これらの準備を事前に進めておくことで、制度開始後のスムーズな導入と運用が可能になります。
教育訓練休暇給付金の活用には、就業規則に教育訓練休暇制度を設けることが不可欠です。
具体的には、休暇の目的、対象となる従業員の範囲、休暇期間、取得手続き、休暇中の賃金の取り扱い(無給とするのが一般的)などを明確に規程として追加する必要があります。
特に、給付金の要件である「労働者の自発的な申し出」や「30日以上の連続した休暇」といった点を盛り込むことが重要です。
就業規則の変更後は、労働基準監督署への届出も忘れずに行わなければなりません。
法的な要件を満たした規程を整備することが、制度導入の第一歩となります。
教育訓練休暇制度を導入後は、その内容を全従業員に広く周知することが重要です。
社内ポータルサイトへの掲載、説明会の開催、資料の配布など、様々な方法を通じて制度の目的や利用方法、利用できる教育訓練の種類などを丁寧に説明します。

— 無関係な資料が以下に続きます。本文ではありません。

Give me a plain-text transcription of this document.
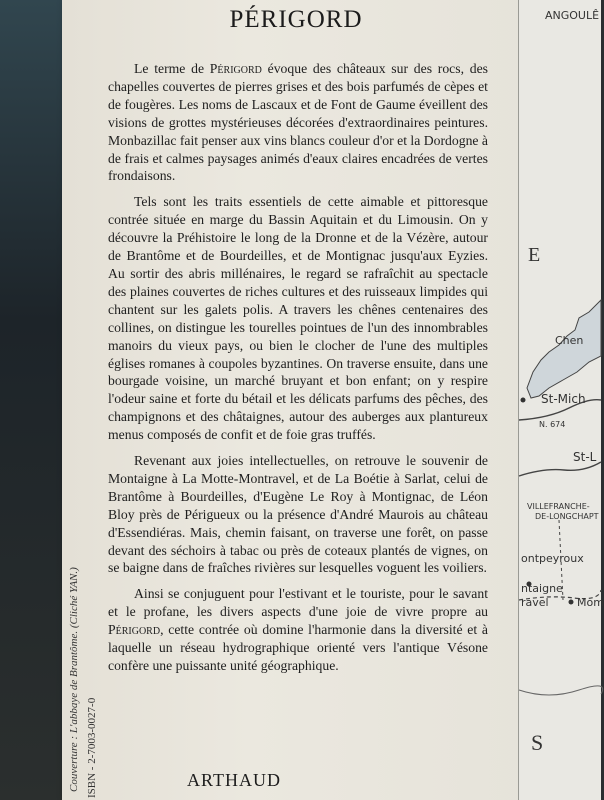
PÉRIGORD

Le terme de Périgord évoque des châteaux sur des rocs, des chapelles couvertes de pierres grises et des bois parfumés de cèpes et de fougères. Les noms de Lascaux et de Font de Gaume éveillent des visions de grottes mystérieuses décorées d'extraordinaires peintures. Monbazillac fait penser aux vins blancs couleur d'or et la Dordogne à de frais et calmes paysages animés d'eaux claires encadrées de vertes frondaisons.

Tels sont les traits essentiels de cette aimable et pittoresque contrée située en marge du Bassin Aquitain et du Limousin. On y découvre la Préhistoire le long de la Dronne et de la Vézère, autour de Brantôme et de Bourdeilles, et de Montignac jusqu'aux Eyzies. Au sortir des abris millénaires, le regard se rafraîchit au spectacle des plaines couvertes de riches cultures et des ruisseaux limpides qui chantent sur les galets polis. A travers les chênes centenaires des collines, on distingue les tourelles pointues de l'un des innombrables manoirs du vieux pays, ou bien le clocher de l'une des multiples églises romanes à coupoles byzantines. On traverse ensuite, dans une bourgade voisine, un marché bruyant et bon enfant; on y respire l'odeur saine et forte du bétail et les délicats parfums des pêches, des champignons et des châtaignes, autour des auberges aux plantureux menus composés de confit et de foie gras truffés.

Revenant aux joies intellectuelles, on retrouve le souvenir de Montaigne à La Motte-Montravel, et de La Boétie à Sarlat, celui de Brantôme à Bourdeilles, d'Eugène Le Roy à Montignac, de Léon Bloy près de Périgueux ou la présence d'André Maurois au château d'Essendiéras. Mais, chemin faisant, on traverse une forêt, on passe devant des séchoirs à tabac ou près de coteaux plantés de vignes, on se baigne dans de fraîches rivières sur lesquelles voguent les voiliers.

Ainsi se conjuguent pour l'estivant et le touriste, pour le savant et le profane, les divers aspects d'une joie de vivre propre au Périgord, cette contrée où domine l'harmonie dans la diversité et à laquelle un réseau hydrographique orienté vers l'antique Vésone confère une puissante unité géographique.

ARTHAUD
Couverture : L'abbaye de Brantôme. (Cliché YAN.) ISBN - 2-7003-0027-0
ANGOULÊ
E
Chen
St-Mich
N. 674
St-L
VILLEFRANCHE-
DE-LONGCHAPT
ontpeyroux
ntaigne
ravel	Mom
S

従業員が制度の存在を知り、内容を正しく理解することで、キャリアアップを目指す従業員の積極的な活用が期待できます。
相談窓口を設けるなど、従業員が気軽に質問できる体制を整えることも、制度の定着には効果的です。
従業員が30日以上の長期休暇を取得する場合、その間の業務をどうカバーするかは企業にとって重要な課題です。
休暇取得者が出ることを想定し、代替要員の確保や、チーム内での業務分担の見直し、引き継ぎのマニュアル化など、業務が停滞しないための体制を事前に構築しておく必要があります。

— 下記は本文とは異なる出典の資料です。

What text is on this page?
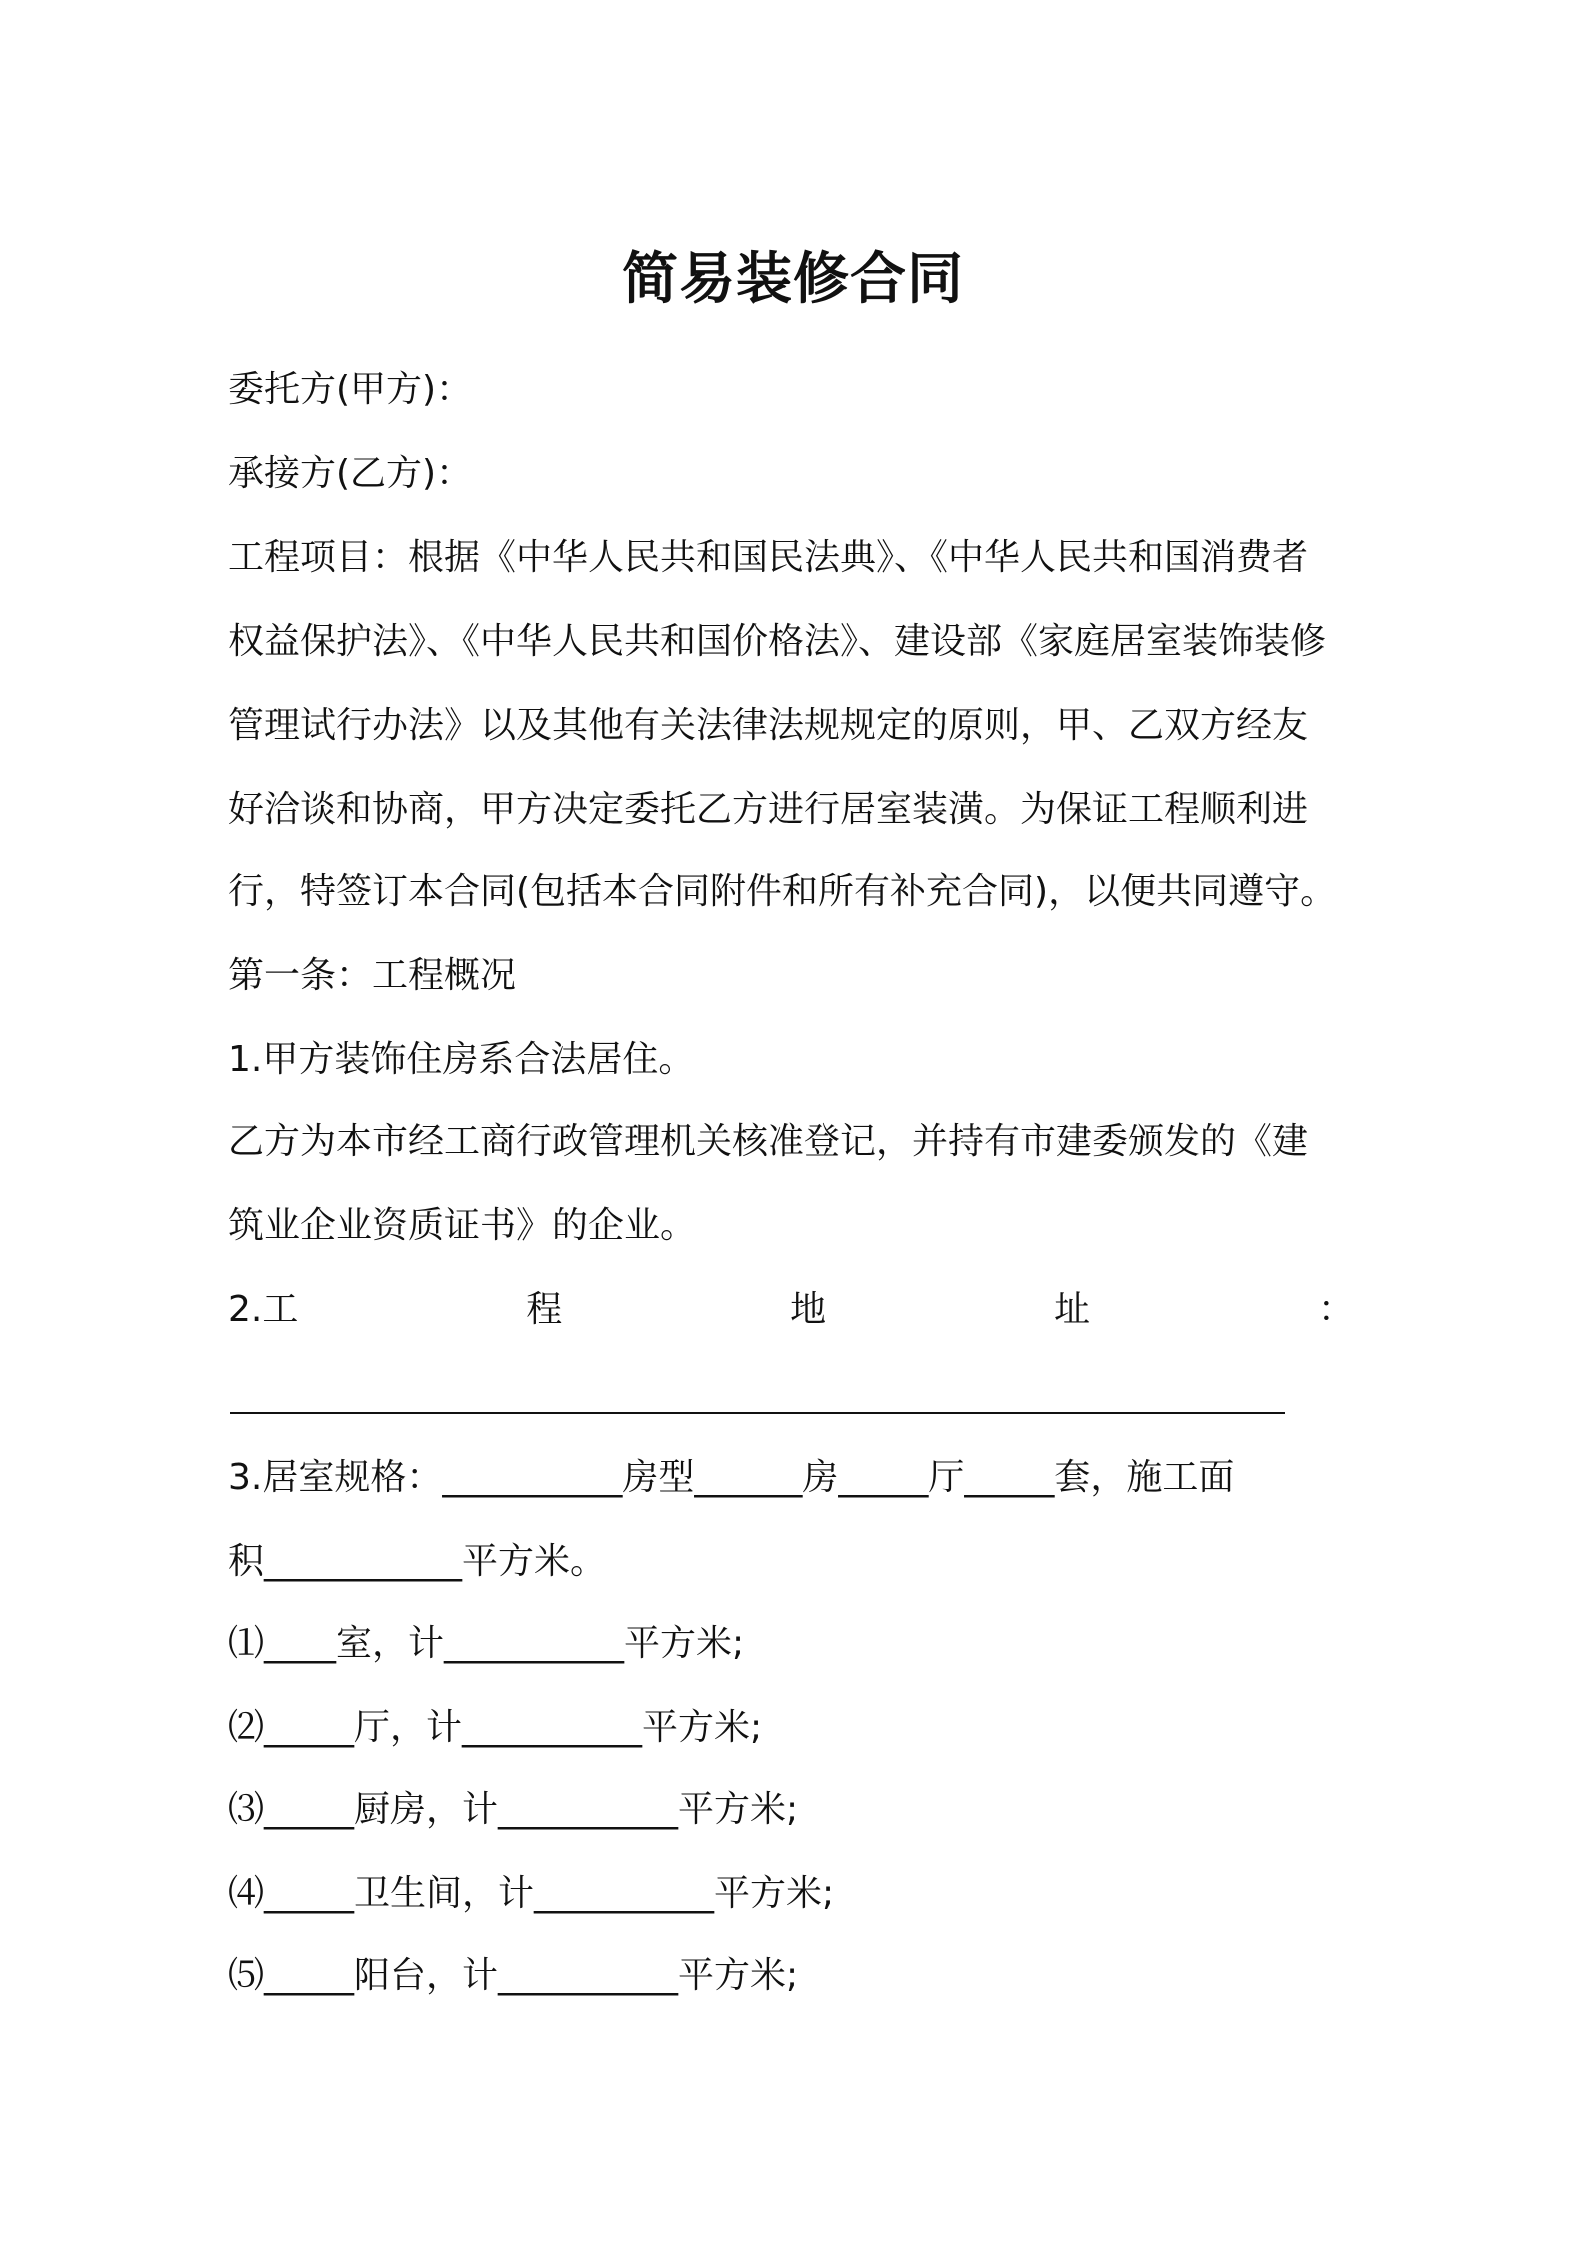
简易装修合同
委托方(甲方)：
承接方(乙方)：
工程项目：根据《中华人民共和国民法典》、《中华人民共和国消费者
权益保护法》、《中华人民共和国价格法》、建设部《家庭居室装饰装修
管理试行办法》以及其他有关法律法规规定的原则，甲、乙双方经友
好洽谈和协商，甲方决定委托乙方进行居室装潢。为保证工程顺利进
行，特签订本合同(包括本合同附件和所有补充合同)，以便共同遵守。
第一条：工程概况
1.甲方装饰住房系合法居住。
乙方为本市经工商行政管理机关核准登记，并持有市建委颁发的《建
筑业企业资质证书》的企业。
2.工	程	地	址	：
3.居室规格：__________房型______房_____厅_____套，施工面
积___________平方米。
⑴____室，计__________平方米;
⑵_____厅，计__________平方米;
⑶_____厨房，计__________平方米;
⑷_____卫生间，计__________平方米;
⑸_____阳台，计__________平方米;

特に専門性の高い業務の場合は、代替要員の育成に時間がかかる可能性も考慮しなければなりません。
休暇取得を希望する従業員が安心してスキルアップに臨めるよう、職場全体でサポートする体制を整えることが、制度を形骸化させないために不可欠です。
教育訓練休暇給付金は雇用保険制度の一部であるため、他の給付金との併給は基本的にできません。
例えば、離職後に支給される基本手当(失業手当)や、育児休業中に支給される育児休業給付金、介護休業中に支給される介護休業給付金などとは同時に受給することは不可能です。
教育訓練休暇の期間中は在職している状態ですが、万が一、休暇中に離職するなどの状況変化があった場合は、どの給付を優先するか慎重に検討する必要があります。
労働者が不利益を被らないよう、企業の人事担当者は、これらの制度間の関係性を理解し、必要に応じて従業員に情報提供できる準備をしておくことが望ましいです。